Donald Wetzel, a vice president of product planning at Dallas-based...

Donald Wetzel, a vice president of product planning at Dallas-based Docutel, uses an ATM. Credit: JP Morgan Chase Corporate History Collection

 The ATM, the ubiquitous machine that made banking 24/7 and gave customers routine access to money as long as they remembered a personal identification number, turned 50 years old this week.

It was born on Long Island.

New York-based financial giant Chemical Bank changed self-service banking forever when it installed the first ATM in the country in Rockville Centre in 1969. 

The machine was the brainchild of Donald Wetzel, a vice president of product planning at Dallas-based Docutel, which convinced Chemical Bank to use the  automated teller machine it had created. Docutel also automated baggage handling equipment at airports.

Docutel was a subsidiary of Recognition Equipment Inc., a technology automation company whose executives knew top decision-makers at Chemical, said Wetzel in an interview from his home in Dallas.

"I thought the timing was great," Wetzel, who's now 90, said. "Technologically, I had no doubt we had the ability. What was harder was getting the magnetic strips on plastic cards to be secure, so people wouldn't rip off the machines."

Wetzel said the magnetic strips back then included data such as PINs and account numbers. 

A Chase ATM.

A Chase ATM. Credit: JP Morgan Chase Corporate History Collection

"Today, the PIN ... is on a secure computer online at a bank," Wetzel said. "There was no online back then." 

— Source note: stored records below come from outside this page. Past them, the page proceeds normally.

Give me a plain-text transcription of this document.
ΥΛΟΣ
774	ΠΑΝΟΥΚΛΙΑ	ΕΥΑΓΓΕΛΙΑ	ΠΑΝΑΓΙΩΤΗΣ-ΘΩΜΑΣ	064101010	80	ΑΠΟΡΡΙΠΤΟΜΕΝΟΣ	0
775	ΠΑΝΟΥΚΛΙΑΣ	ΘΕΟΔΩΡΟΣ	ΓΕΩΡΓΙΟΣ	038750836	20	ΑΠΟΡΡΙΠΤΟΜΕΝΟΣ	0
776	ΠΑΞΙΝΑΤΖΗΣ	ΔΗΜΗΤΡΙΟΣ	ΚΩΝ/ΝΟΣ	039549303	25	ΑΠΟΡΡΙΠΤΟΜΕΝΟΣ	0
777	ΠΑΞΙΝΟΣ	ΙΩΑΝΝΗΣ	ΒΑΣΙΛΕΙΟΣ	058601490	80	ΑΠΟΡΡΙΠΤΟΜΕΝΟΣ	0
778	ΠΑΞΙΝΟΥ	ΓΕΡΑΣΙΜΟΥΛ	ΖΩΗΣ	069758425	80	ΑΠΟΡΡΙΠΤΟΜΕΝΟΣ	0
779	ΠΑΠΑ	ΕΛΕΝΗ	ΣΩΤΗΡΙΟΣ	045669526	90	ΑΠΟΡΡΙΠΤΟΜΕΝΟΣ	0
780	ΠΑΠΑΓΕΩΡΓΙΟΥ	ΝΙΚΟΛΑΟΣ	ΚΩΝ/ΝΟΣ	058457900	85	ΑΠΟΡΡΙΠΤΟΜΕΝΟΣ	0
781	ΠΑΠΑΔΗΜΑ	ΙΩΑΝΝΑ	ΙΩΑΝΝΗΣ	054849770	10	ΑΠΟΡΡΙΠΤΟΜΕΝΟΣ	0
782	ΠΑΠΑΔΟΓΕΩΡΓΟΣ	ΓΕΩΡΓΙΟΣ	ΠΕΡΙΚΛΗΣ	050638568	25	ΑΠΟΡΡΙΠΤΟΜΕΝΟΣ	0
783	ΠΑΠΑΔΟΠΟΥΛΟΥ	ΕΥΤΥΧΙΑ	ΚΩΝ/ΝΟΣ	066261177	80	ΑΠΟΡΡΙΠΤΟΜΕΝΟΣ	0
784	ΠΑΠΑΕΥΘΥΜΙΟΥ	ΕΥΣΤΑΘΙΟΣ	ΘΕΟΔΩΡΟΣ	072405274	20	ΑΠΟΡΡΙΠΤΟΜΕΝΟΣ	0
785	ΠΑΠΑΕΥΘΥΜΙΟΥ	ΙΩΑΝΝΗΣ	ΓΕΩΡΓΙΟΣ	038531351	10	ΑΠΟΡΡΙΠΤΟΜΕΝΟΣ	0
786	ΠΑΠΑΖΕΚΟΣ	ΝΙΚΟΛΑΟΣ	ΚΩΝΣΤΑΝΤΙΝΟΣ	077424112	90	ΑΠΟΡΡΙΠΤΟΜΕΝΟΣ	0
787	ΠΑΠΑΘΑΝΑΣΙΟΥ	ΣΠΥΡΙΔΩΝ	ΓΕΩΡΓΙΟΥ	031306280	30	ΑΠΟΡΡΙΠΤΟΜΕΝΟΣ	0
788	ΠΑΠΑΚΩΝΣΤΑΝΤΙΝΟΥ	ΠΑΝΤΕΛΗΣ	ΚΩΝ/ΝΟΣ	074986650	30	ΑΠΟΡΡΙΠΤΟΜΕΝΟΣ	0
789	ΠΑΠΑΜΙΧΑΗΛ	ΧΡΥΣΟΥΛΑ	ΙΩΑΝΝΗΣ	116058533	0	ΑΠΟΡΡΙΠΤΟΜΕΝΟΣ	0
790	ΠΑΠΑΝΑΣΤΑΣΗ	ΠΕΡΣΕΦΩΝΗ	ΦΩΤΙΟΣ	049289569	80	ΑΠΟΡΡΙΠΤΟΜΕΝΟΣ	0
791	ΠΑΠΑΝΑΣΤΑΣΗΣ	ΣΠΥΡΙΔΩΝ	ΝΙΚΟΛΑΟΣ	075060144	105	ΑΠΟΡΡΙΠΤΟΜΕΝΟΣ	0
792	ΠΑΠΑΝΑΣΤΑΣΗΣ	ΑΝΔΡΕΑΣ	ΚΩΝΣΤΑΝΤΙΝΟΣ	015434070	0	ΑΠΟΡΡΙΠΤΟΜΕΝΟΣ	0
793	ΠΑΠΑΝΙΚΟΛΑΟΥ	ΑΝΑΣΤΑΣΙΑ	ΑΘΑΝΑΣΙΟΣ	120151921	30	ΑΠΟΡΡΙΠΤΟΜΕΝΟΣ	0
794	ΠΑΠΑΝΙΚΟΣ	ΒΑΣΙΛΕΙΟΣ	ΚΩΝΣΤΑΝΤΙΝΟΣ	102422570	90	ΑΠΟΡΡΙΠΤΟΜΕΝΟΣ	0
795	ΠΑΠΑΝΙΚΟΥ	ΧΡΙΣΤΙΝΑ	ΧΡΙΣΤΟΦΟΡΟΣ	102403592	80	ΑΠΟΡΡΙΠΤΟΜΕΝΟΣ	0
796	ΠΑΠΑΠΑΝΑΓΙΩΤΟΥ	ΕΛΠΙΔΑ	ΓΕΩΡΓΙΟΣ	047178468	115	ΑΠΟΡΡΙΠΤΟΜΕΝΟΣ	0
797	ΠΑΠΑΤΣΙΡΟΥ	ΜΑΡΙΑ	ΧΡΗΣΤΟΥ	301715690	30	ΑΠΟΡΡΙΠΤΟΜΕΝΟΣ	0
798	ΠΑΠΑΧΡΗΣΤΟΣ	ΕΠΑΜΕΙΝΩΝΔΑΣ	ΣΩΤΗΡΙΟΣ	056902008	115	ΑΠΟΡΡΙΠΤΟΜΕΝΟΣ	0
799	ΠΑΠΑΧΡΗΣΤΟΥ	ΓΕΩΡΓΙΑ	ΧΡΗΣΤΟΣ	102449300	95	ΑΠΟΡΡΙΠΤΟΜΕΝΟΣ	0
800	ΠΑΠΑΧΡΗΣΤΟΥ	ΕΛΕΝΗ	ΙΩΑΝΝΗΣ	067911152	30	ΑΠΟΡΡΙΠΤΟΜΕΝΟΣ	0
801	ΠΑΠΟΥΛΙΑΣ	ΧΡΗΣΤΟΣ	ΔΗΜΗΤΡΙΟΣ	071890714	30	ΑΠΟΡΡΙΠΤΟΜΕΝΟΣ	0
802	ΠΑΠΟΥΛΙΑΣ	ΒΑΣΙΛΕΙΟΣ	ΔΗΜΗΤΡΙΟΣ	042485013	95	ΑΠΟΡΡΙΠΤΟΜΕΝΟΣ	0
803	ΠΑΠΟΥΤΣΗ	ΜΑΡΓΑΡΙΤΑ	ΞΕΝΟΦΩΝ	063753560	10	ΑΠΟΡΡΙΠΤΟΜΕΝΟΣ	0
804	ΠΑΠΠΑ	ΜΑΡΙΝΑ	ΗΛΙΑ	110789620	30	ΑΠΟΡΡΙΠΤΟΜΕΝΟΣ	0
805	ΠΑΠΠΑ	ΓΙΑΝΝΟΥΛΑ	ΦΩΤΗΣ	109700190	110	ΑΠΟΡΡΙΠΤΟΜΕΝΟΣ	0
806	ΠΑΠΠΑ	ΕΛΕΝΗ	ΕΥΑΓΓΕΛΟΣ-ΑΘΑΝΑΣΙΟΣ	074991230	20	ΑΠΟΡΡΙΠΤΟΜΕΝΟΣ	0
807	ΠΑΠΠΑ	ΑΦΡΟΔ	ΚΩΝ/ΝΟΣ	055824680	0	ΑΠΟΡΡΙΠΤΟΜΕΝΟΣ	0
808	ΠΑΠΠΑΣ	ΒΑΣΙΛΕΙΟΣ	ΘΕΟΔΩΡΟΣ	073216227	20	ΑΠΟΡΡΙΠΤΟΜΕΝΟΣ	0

Wetzel was at Chemical the day the machine went live in Rockville Centre.

"I don't remember much about it, but I remember praying and hoping it would work," Wetzel said.

He will return to Long Island for the first time since then when Chase and the Nassau County Industrial Development Agency, which is cohosting the event, celebrate the anniversary of the ATM Friday at the Chase branch on North Village Avenue in Rockville Centre.

County Executive Laura Curran will also be on hand to proclaim the day in Wetzel's honor.

The actual anniversary is Sept. 2, but that landed on Labor Day this year.

"I'm really looking forward to this," Wetzel said. "I'm excited."

The Chemical Bank brand vanished from the American landscape in the 1990s when it merged with Chase Manhattan Bank. Back then, the two banks combined had about 1,850 ATMs. 

"The ATM is probably the biggest bank game-changer in the last century," said Reggie Chambers, chief administrative officer, consumer bank at JPMorgan Chase in New York. "It would be inconceivable to imagine what banking would be like without the ATM. Could you imagine waiting in line to see a teller to get cash?"

Chase currently has more than 16,000 ATMs across its network and said the machines can handle more than 70 percent of transactions traditionally done by a teller.

Chase said its ATMs process millions of transactions a day, and hundreds of millions annually.